This is a "counterpart" of another puzzle, Eight coins for the fair king on Puzzling.SE.
You can read the above puzzle for the background. The details about this puzzle are as follows.
A set of 8 kinds of coins of different values are created, the king wants you to find out the maximum N such that any number of price from 0 to N can be paid with a combination no more than 8 coins and without charges.
For example, (taken from Glorfindel's answer). If a set of coins of values 1, 2, 5, 13, 34, 89, 233, 610 are given, your program should output 1596, because every number between 0 and 1596 (inclusive) can be represented by the sum of no more than 8 numbers from the given list (numbers may repeat), while 1597 cannot be represented in that way.

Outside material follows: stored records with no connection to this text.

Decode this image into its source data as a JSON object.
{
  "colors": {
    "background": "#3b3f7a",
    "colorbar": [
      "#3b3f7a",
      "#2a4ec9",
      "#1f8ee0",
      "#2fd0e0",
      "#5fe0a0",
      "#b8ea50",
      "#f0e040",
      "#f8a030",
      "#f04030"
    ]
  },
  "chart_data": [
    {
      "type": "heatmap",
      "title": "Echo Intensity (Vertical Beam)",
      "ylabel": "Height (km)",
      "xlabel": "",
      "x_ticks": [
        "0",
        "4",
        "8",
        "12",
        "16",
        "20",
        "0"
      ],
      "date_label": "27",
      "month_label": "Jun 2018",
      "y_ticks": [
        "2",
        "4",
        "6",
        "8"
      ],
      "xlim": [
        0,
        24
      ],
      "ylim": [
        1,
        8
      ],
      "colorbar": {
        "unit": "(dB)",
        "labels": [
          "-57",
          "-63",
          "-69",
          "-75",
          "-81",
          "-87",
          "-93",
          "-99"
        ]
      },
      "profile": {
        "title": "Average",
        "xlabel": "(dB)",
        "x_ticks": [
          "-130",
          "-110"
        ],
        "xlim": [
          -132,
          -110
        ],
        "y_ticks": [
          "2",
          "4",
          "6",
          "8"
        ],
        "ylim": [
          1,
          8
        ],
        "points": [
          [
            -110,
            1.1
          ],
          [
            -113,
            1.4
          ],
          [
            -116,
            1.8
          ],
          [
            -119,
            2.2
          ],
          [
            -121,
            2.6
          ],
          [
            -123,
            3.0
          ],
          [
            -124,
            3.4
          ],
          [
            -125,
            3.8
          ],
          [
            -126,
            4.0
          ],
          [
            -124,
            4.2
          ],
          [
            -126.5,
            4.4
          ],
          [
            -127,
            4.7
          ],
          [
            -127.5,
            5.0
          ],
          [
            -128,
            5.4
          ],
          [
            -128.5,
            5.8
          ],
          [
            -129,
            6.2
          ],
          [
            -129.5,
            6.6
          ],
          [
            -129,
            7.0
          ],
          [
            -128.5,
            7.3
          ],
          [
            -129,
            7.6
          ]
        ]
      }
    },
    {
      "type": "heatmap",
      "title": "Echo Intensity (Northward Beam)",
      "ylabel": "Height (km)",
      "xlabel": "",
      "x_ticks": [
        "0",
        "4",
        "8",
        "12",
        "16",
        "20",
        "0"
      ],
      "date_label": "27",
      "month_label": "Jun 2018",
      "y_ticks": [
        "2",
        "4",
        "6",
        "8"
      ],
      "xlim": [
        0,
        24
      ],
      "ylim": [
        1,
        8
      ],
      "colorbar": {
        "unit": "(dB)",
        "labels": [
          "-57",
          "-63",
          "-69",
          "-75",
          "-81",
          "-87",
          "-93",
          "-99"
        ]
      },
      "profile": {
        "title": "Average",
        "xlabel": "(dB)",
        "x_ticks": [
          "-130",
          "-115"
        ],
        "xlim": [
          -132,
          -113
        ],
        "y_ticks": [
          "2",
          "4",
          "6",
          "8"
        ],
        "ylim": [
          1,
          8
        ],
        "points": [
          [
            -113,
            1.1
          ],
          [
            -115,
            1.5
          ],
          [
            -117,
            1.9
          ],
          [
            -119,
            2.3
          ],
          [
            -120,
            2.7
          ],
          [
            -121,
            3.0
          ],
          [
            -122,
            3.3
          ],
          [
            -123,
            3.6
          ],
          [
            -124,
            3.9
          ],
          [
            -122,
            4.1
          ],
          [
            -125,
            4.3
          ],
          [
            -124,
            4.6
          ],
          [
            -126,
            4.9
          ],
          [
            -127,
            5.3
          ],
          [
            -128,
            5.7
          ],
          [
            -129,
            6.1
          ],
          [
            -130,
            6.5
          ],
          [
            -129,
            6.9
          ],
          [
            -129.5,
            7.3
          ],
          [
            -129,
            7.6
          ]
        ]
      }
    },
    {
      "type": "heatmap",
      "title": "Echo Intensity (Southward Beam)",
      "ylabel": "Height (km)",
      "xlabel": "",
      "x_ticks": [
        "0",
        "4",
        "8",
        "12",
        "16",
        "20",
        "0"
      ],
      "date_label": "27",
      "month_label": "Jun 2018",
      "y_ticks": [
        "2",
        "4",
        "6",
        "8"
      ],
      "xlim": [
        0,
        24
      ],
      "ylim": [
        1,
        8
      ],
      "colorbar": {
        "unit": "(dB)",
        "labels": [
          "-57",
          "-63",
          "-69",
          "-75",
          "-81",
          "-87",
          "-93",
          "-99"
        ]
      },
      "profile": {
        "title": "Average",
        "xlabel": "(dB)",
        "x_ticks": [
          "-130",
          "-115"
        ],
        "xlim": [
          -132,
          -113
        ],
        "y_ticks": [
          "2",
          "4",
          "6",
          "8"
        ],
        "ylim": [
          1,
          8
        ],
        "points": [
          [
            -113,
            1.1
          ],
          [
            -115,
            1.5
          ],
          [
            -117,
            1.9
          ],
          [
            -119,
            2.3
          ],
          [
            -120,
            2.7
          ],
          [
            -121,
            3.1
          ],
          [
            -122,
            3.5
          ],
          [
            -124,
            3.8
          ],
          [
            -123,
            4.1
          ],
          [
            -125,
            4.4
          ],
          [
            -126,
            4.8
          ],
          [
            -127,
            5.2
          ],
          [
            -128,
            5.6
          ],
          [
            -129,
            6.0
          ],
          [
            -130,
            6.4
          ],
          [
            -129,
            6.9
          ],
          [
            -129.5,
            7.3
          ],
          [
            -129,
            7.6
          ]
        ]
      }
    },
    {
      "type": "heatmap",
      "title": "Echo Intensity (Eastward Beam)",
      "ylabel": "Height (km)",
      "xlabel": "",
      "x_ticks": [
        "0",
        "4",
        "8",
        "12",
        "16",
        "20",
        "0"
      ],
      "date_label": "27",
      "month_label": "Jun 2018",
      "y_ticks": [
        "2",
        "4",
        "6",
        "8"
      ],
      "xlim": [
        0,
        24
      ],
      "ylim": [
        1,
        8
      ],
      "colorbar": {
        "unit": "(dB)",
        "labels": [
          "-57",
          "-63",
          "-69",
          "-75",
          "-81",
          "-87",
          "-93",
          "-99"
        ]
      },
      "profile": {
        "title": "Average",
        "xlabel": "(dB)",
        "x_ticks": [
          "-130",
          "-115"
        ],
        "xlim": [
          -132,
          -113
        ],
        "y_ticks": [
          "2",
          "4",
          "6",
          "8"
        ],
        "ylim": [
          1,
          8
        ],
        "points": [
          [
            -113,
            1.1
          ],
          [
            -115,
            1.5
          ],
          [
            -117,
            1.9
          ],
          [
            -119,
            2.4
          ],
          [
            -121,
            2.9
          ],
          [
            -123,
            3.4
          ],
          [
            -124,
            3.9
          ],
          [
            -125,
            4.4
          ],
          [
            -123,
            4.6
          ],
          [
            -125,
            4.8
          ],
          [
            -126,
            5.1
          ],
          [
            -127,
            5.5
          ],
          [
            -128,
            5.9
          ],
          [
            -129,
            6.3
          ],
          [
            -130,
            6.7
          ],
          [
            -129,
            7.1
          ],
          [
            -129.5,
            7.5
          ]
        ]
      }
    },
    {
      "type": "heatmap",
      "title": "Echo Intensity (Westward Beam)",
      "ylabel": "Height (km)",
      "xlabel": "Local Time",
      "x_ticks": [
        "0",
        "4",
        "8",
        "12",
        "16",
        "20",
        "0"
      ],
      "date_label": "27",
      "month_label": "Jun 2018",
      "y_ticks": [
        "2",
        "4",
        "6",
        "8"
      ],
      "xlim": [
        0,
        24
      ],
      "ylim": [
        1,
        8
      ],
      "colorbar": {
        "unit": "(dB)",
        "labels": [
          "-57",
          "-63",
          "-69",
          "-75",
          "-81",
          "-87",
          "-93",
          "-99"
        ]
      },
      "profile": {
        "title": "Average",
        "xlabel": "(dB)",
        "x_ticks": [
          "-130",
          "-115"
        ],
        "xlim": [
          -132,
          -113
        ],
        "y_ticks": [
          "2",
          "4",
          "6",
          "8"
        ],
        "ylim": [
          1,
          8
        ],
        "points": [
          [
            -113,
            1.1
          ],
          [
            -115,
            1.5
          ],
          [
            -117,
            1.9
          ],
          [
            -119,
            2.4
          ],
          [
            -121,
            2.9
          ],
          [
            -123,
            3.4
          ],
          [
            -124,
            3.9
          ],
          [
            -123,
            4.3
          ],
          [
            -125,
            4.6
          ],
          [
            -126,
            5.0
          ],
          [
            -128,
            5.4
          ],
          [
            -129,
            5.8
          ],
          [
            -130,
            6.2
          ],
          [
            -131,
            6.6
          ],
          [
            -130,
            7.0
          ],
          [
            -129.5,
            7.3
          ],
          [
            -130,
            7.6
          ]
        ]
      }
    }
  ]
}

In a mathematical way, if the input is a set S consisting of 8 positive integers, the desired output N satisfies that for any number n between 0 and N, there exists x1, x2, x3, ..., x8 such that
$$x_1 + x_2 + ... + x_8 = n \quad\textrm{and}\quad x_1, x_2, ...,x_8 \in \{0\} \cup S$$
Your goal is to write a program, a function, or a snippet that takes 8 numbers as input, and output the maximum N as described above.
Rules:
- Flexible I/O allowed, so your program can take the input in any form that's best suitable. You may assume that the input numbers are sorted in the way that best suits your program.
- Please state it in your answer if your program depends on input order
- Input is a set of 8 different, positive integers (no zeros). The output is one non-negative integer.
- In case there's no 1 in the input set, your program should output 0 because any number from 0 to 0 satisfies the requirement.
- In the case of invalid input (the set contains zero, negative or duplicate numbers), your program can do anything.
- Standard loopholes are forbidden.
- Your program should run within a few minutes on a modern computer.
Test cases (mostly taken from the answers under the linked question on Puzzling):
[1, 2, 3, 4, 5, 6, 7, 8] => 64
[2, 3, 4, 5, 6, 7, 8, 9] => 0
[1, 3, 4, 5, 6, 7, 8, 9] => 72
[1, 2, 5, 13, 34, 89, 233, 610] => 1596
[1, 5, 16, 51, 130, 332, 471, 1082] => 2721
[1, 6, 20, 75, 175, 474, 756, 785] => 3356
This is a code-golf, so the shortest program or snippet in each language wins!